Hi all, first days with the Joulescope and loving it!
I’m using software version 0.8.3 on Windows 10, here are two questions I couldn’t figure out or find previous posts about…
The right-click context menu for dual markers has an “Export data” item. It brings up a file dialog but when I choose a file (new or existing) and click “save”, a tiny message box appears for a split second (too fast to read what it says) and nothing is actually saved, no file created or anything. ?
Data captured live, after pausing the capture, responds blazing fast (zoom in/out, pan etc.) but data loaded from a recording (=file) responds slowly. Isn’t it loaded to RAM the same way as live data? Should it?
For (1), this was an error (Issue #47) we introduced in the 0.8.3 release. We will have a release this week to fix it.
For (2), it does not load to RAM the same way. The software is designed to support VERY large files. It is pretty fast even with captures of many hours. The downside is that it does have to retrieve information from the file which takes much longer than RAM. The JLS file format does accelerate the search and zoomed out view, which is sometimes why zoomed out is faster than zoomed in.

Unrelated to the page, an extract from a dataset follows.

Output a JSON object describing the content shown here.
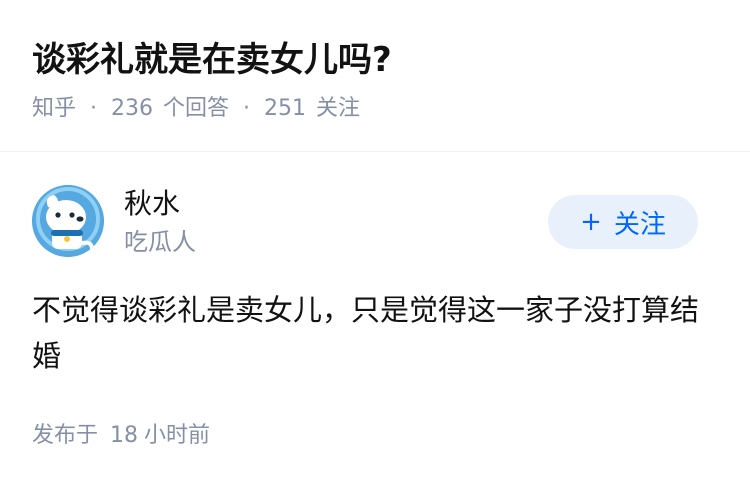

At full rate, Joulescope records 8.2 MB/s, which adds up quick.
Are you dealing with short files? We could add an optimization that would load files up to certain size into RAM.

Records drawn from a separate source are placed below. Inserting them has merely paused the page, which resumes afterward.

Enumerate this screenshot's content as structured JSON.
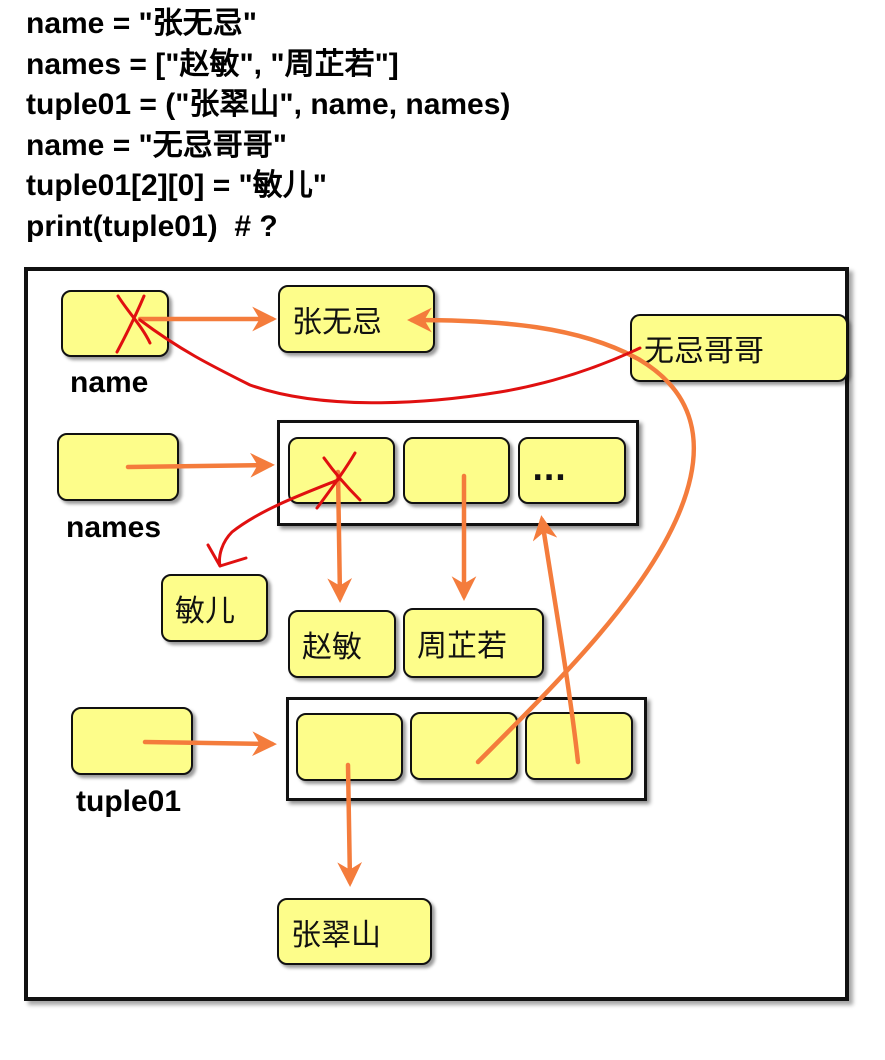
{
  "code_lines": [
    "name = \"张无忌\"",
    "names = [\"赵敏\", \"周芷若\"]",
    "tuple01 = (\"张翠山\", name, names)",
    "name = \"无忌哥哥\"",
    "tuple01[2][0] = \"敏儿\"",
    "print(tuple01)  # ?"
  ],
  "variables": {
    "name": "name",
    "names": "names",
    "tuple01": "tuple01"
  },
  "values": {
    "zhang_wuji": "张无忌",
    "wuji_gege": "无忌哥哥",
    "zhao_min": "赵敏",
    "zhou_zhiruo": "周芷若",
    "min_er": "敏儿",
    "zhang_cuishan": "张翠山",
    "ellipsis": "..."
  },
  "colors": {
    "cell_fill": "#fdfd8a",
    "arrow_orange": "#f47c3c",
    "arrow_red": "#e01010",
    "border": "#111111"
  }
}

Right! I need to remember to check GitHub too. I’ll wait for the update, no problem.
Depends on the definition of “short files” I can certainly see many scenarios where I would record up to say ten minutes, just to test little features and tweaks. But I don’t know if I’m a typical enough user to warrant a significant effort on the software…

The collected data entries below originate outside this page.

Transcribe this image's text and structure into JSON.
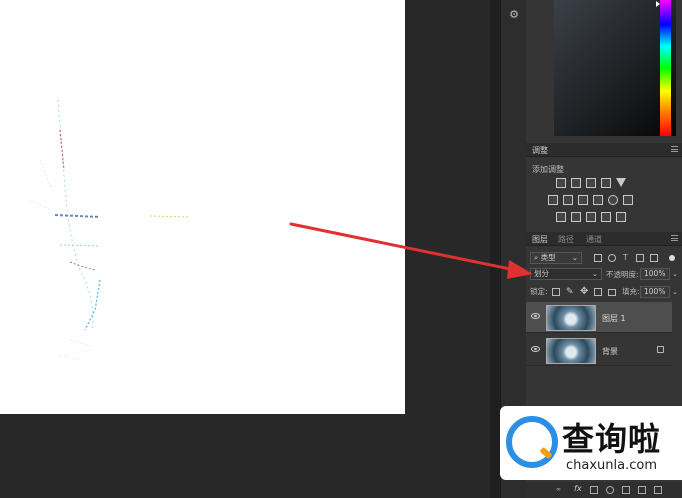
{
  "adjustments_panel": {
    "tab_label": "调整",
    "add_adjustment_label": "添加调整"
  },
  "layers_panel": {
    "tabs": [
      {
        "label": "图层",
        "active": true
      },
      {
        "label": "路径",
        "active": false
      },
      {
        "label": "通道",
        "active": false
      }
    ],
    "filter_kind": "类型",
    "blend_mode": "划分",
    "opacity_label": "不透明度:",
    "opacity_value": "100%",
    "lock_label": "锁定:",
    "fill_label": "填充:",
    "fill_value": "100%",
    "layers": [
      {
        "name": "图层 1",
        "selected": true,
        "locked": false
      },
      {
        "name": "背景",
        "selected": false,
        "locked": true
      }
    ],
    "footer_fx": "fx"
  },
  "watermark": {
    "brand_cn": "查询啦",
    "brand_url": "chaxunla.com"
  },
  "colors": {
    "annotation_arrow": "#e03030",
    "panel_bg": "#353535",
    "workspace_bg": "#282828",
    "selected_layer_bg": "#4e4e4e"
  }
}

10 minutes is approximately:
8.2 MB/s * 60 s /min * 10 min = 5 GB
However, the existing RAM format does take more space than the SDD/HDD, at least today. I think that this is a common enough use case that it would help many people. I created Issue #48 over on GitHub.
That would be great. I actually put 10 minutes as a max value - the average case will be shorter, even much shorter with GPIO triggering. Thanks again!